What's the test performed at WisOpinion and the MU Blog? Someone judges that a name and an email address don't smell fake? Lots of business folks would love to see a way to prove identity on the Internets. It's very difficult. It's just as easy to forge a false identity as it is a real one. (I was banned from Boots and Sabers for pointing this out.)

Making trenchant or at least what I think are pointed remarks with my real name has resulted in endless personal insult when I comment at some conservative blogs. It's not just writing. Recently, it's risen to the level of at least two different individuals from making multiple insulting and threatening crank calls to my office over the past few months. At least when someone insults you personally here on your blog, you can delete their comment. As a commenter, I have no such option to erase someone else's insult.

With anonymous personal attacks, at least we can blame the Greater Internet F*ckwad Theory. When it's not anonymous, I guess we can blame poor character.

But no, don't ban the anonymous commenters. That's just a slippery slope to admitting that it's a good thing to know who is behind speech and political ads, and that'll risk your position at the front tables at WMC luncheons. Similarly, encouraging responsibility and the courage to face the public with one's opinions might reduce contributions to important lobbying groups.

William Tyroler said...

Shouldn't I ban anonymous or pseudonymous comments?

Yes. In fact, that was precisely the thought that occurred to me while reading the comments to this post. There's something about anonymity that encourages incivility. Put somewhat less charitably, a fair number of anonymous posters may well lose their nerve for throwing verbal brickbats if they have to first pop up from behind a wall.

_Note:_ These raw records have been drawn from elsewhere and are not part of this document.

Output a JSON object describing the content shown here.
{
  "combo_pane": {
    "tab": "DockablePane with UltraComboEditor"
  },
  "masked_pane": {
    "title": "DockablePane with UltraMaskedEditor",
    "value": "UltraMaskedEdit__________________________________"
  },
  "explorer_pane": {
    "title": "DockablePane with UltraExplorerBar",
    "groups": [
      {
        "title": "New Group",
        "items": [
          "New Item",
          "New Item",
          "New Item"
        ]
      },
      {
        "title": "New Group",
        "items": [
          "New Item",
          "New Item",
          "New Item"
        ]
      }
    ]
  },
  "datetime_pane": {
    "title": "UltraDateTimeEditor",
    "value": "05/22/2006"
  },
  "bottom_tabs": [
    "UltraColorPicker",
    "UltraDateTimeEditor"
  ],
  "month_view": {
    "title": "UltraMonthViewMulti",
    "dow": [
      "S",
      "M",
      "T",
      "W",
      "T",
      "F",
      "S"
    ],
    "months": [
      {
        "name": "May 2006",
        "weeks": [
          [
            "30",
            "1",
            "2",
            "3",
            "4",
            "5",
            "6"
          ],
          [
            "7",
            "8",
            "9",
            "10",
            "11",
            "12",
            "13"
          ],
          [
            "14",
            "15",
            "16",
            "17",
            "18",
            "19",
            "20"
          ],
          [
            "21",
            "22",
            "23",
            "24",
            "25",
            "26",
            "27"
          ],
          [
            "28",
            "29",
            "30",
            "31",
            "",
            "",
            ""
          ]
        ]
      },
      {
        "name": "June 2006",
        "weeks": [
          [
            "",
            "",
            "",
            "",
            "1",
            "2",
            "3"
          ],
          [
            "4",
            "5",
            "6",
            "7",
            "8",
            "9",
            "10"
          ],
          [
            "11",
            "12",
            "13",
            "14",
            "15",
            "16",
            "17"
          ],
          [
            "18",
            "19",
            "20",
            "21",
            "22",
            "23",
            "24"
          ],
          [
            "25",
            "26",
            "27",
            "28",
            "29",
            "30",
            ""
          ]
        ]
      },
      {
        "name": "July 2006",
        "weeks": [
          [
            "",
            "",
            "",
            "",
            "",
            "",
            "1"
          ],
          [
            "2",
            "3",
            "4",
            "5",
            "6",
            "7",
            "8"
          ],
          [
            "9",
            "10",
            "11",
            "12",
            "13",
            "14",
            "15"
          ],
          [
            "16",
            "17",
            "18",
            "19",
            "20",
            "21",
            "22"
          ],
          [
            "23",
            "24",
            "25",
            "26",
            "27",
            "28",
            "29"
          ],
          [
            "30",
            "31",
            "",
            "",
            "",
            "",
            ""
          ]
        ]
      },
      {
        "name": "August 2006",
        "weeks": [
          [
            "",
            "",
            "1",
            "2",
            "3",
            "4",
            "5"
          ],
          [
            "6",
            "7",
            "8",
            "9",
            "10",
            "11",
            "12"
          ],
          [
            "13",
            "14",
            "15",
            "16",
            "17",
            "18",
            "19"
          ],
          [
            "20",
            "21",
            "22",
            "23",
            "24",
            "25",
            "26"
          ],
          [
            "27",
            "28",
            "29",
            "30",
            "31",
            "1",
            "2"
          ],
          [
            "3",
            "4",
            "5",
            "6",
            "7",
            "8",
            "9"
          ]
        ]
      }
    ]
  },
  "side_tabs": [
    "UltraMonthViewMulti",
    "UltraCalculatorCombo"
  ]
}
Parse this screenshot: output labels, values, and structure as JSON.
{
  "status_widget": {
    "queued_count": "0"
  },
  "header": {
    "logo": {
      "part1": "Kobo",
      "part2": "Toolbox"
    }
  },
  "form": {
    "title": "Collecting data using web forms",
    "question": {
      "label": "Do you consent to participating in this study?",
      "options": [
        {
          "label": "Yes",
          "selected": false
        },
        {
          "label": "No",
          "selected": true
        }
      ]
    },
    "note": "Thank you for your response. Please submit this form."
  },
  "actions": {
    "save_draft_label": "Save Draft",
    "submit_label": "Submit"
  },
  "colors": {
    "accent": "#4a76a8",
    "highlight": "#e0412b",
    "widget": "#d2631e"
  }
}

The comments on this very post all pretty much take a different position. But I also note that those signed by an identifiable person are tightly reasoned and temperate. I don't think it's a coincidence.

Dad29 said...

Sandra, clearly I am not bilious enough if clarity overshadows that quality.

George Mitchell said...

I would ban anonymous comments. Some who disagree allude to the Federalist Papers as part of a long tradition. That is not persuasive, in my opinion. I view blog comments more like letters to the editor or as extensions of a "news story" originated by the blogger. It is helpful to know the author of letters to the editor. In a similar vein, consider how meaningless news stories would be if all comments were attributed to anonymous sources.